Résumé de la décision
La Cour de cassation, chambre sociale, a examiné des pourvois formés par la société Générale industrielle de protection Grand-Ouest contre des décisions de la cour d'appel de Rennes. La question soumise concernait la conformité avec la Constitution des articles 8 V de la loi n° 2000-37 du 19 janvier 2000 et L. 212-8 du code du travail, qui limitent la durée annuelle de travail à 1600 heures dans le cadre d'accords de modulation. La cour a déclaré qu'il n'y avait pas lieu de renvoyer la question prioritaire de constitutionnalité (QPC) au Conseil constitutionnel, car la disposition contestée avait déjà été jugée conforme à la Constitution sans évolution des circonstances justifiant un réexamen.
Arguments pertinents
1. Application de la disposition contestée : La Cour a constaté que la disposition litigieuse était applicable au litige, ce qui impliquait de déterminer la validité des accords de modulation conclus sous la loi antérieure de 1998.

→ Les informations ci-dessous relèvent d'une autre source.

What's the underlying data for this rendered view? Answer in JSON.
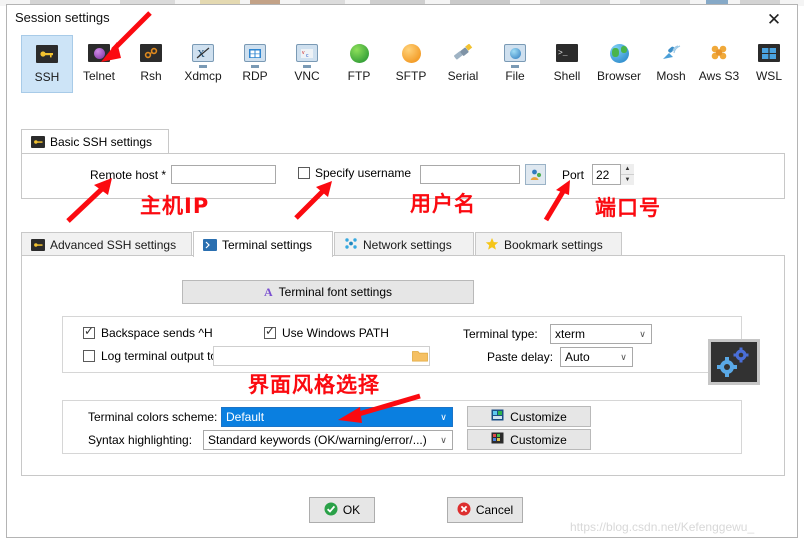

2. Constitutionnalité déjà vérifiée : La décision souligne que la disposition contestée avait été déclarée conforme à la Constitution dans la décision n° 99-423 DC du Conseil constitutionnel, ce qui renforce l'idée qu'il n'y a pas lieu de revisiter cette question. La Cour a affirmé : « Aucun changement de circonstances de droit ou de fait n'est depuis intervenu qui en justifierait le réexamen. »
3. Application de dispositions claires : La Cour a aussi précisé que l'arrêt du 13 février 2007 n'avait fait qu'appliquer une disposition « claire et non équivoque » de la loi, consolidant ainsi le principe de sécurité juridique.
Interprétations et citations légales
1. Articles concernés :
- Loi n° 2000-37 du 19 janvier 2000 : Cet article introduit des dispositions visant à réguler la durée du travail dans le cadre de la modulation. La question de constitutionnalité se posait quant à la justification de ces limitations par rapport à la liberté contractuelle.
- Code du travail - Article L. 212-8 : Cet article, dans sa rédaction issue de la loi de 2000, impose une limitation sur la durée du travail à 1600 heures par an en cas de modulation. Il est au centre des questionnements concernant la conformité à des droits constitutionnels plus larges.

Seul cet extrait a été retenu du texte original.